On the use of total state decompositions for the study of reduced dynamics

TL;DR

This paper introduces a total state decomposition approach for analyzing the reduced dynamics of open quantum systems with initial correlations, providing a finite set of CPTP maps applicable even in infinite dimensions.

Contribution

It presents a universal decomposition method for correlated bipartite states into CPTP maps, extending the analysis of open quantum system dynamics beyond standard assumptions.

Findings

Decomposition always exists for finite and infinite-dimensional spaces.

Number of CPTP maps bounded by the Schmidt rank of initial state.

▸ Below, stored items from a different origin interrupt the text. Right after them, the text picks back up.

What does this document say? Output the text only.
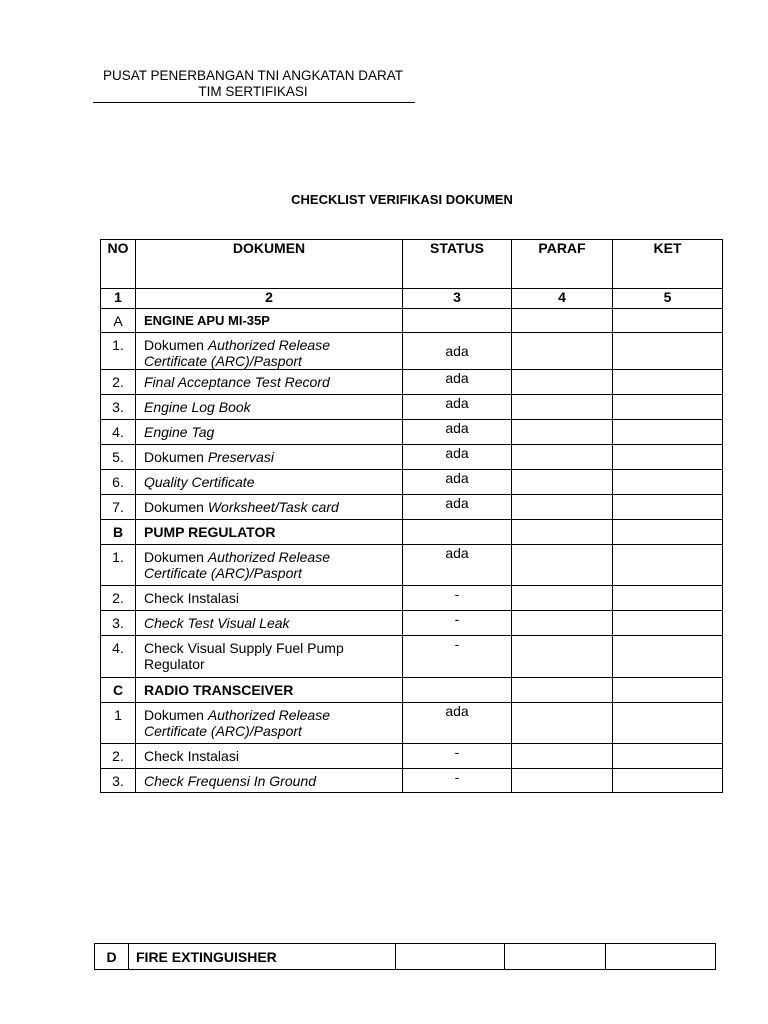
PUSAT PENERBANGAN TNI ANGKATAN DARAT
TIM SERTIFIKASI
CHECKLIST VERIFIKASI DOKUMEN
NO	DOKUMEN	STATUS	PARAF	KET
1	2	3	4	5
A	ENGINE APU MI-35P			
1.	Dokumen Authorized Release Certificate (ARC)/Pasport	ada		
2.	Final Acceptance Test Record	ada		
3.	Engine Log Book	ada		
4.	Engine Tag	ada		
5.	Dokumen Preservasi	ada		
6.	Quality Certificate	ada		
7.	Dokumen Worksheet/Task card	ada		
B	PUMP REGULATOR			
1.	Dokumen Authorized Release Certificate (ARC)/Pasport	ada		
2.	Check Instalasi	-		
3.	Check Test Visual Leak	-		
4.	Check Visual Supply Fuel Pump Regulator	-		
C	RADIO TRANSCEIVER			
1	Dokumen Authorized Release Certificate (ARC)/Pasport	ada		
2.	Check Instalasi	-		
3.	Check Frequensi In Ground	-		
D	FIRE EXTINGUISHER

Identified positivity domain for CPTP semigroup evolutions in qubit models.

Abstract

The description of the dynamics of an open quantum system in the presence of initial correlations with the environment needs different mathematical tools than the standard approach to reduced dynamics, which is based on the use of a time-dependent completely positive trace preserving (CPTP) map. Here, we take into account an approach that is based on a decomposition of any possibly correlated bipartite state as a conical combination involving statistical operators on the environment and general linear operators on the system, which allows one to fix the reduced-system evolution via a finite set of time-dependent CPTP maps. In particular, we show that such a decomposition always exists, also for infinite dimensional Hilbert spaces, and that the number of resulting CPTP maps is bounded by the Schmidt rank of the initial global state. We further investigate the case where the CPTP maps are semigroups with generators in the Gorini-Kossakowski-Lindblad-Sudarshan form; for two simple qubit models, we identify the positivity domain defined by the initial states that are mapped into proper states at any time of the evolution fixed by the CPTP semigroups.